Members of the Clinton Leo Club, a student-based branch of the Lions Club, have spent recent months preparing for the Aug. 15 event at the Riverview Bandshell which will offer back-to-school essentials like school supplies, haircuts and sports physicals all free of charge.

Scheduled for 4-7 p.m., the event is a way for families to be fully prepared for the 2019-2020 school year at no cost. The students are hoping to ride the success of the 2018 version.

"We're trying to kind of build off last year's event," Clinton High School junior Molly Shannon said Thursday at the Leo Club meeting at Deanna's Java Station. "We've learned from each other and from the core of this group to be better people, so being able to give back to the community in a way like this is special."

Bigger and better -- that's the idea for this year's second version of the event, according to CHS freshman Ashtyn Dorhn. Last year proved more than successful, with school supply inventory running out quickly and overflowing lines for free back-to-school sports physicals and haircuts from local stylists.

The plan for this year is to be able to provide even more supplies and cuts with the help of an expanded budget and continued tireless planning.

"Our biggest goal is to just make everything a little bigger but also a little more organized," Dorhn said. "School supplies, haircuts and physicals were the most popular thing last year, and we're planning on being able to offer even more of those things this year."

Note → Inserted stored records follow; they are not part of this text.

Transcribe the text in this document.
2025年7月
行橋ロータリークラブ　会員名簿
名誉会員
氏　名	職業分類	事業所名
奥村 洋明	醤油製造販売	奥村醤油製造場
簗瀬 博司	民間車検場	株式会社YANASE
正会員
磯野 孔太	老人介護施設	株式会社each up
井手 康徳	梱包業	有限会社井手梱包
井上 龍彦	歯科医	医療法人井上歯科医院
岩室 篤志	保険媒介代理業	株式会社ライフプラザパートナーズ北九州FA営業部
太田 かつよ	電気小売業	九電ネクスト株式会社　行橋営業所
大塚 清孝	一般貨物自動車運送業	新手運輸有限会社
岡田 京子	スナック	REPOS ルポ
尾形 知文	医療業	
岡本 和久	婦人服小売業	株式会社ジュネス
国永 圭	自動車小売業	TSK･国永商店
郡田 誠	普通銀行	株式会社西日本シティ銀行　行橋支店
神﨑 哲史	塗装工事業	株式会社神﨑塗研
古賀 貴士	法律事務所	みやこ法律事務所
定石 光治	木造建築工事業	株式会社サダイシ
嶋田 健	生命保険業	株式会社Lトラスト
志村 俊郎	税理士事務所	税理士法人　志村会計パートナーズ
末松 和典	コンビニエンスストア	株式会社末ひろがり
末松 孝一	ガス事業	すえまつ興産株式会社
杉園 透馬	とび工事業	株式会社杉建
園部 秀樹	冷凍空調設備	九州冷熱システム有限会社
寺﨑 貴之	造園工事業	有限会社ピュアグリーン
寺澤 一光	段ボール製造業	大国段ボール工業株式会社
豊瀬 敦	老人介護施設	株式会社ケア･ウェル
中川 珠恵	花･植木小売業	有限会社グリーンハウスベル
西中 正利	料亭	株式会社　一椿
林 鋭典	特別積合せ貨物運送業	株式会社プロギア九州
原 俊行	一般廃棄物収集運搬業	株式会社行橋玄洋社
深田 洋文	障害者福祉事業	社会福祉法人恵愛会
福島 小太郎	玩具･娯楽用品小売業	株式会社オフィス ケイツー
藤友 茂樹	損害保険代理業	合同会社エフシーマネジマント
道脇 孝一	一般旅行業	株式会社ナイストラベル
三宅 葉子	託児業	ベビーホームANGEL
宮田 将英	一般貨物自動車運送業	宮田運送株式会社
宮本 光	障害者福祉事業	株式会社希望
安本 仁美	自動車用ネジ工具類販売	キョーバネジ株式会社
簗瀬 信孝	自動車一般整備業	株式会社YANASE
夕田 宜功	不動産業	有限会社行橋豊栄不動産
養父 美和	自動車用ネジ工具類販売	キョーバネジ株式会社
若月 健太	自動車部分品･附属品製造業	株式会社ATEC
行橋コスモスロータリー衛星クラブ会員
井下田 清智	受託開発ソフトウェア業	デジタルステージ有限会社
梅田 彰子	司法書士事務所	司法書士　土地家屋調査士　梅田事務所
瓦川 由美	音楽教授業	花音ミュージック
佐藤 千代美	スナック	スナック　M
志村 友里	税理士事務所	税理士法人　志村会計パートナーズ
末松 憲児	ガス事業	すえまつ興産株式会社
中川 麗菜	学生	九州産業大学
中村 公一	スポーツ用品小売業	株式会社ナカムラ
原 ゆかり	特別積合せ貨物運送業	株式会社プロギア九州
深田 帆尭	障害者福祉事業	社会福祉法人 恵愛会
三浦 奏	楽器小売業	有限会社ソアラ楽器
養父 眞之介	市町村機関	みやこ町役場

Partnering with National Night Out, a countrywide initiative which introduces students to local law enforcement officers and first responders, the event last year proved fruitful in strengthening the community relationship between citizens and officials.

Leo Club members have held regular weekly meetings with law enforcement officials to plan the dual-importance event.

"I think it's really important to get students to feel that they're part of the community," CHS senior Kira Price said. "By meeting their first responders, I think it helps them feel more comfortable in asking for help if they ever need it, and just knowing who's around them promotes that feeling."

Price also expressed pride in the group's ability to offer the free supplies and services to families who may be struggling and unable to provide those things to their young students otherwise.

Leo Club leader and co-founder Emma Folland, a district media specialist, smiled Thursday as she listened to her students speak about the group's community impact. The group has "come such a long way" since its inception in recent years, Folland said.

CHS senior Keira Fullick vehemently agreed.

"I think we're all here for a purpose, and it's because we enjoy giving back to our community," Fullick said. "Being able to volunteer our time, it just feels good giving back, really."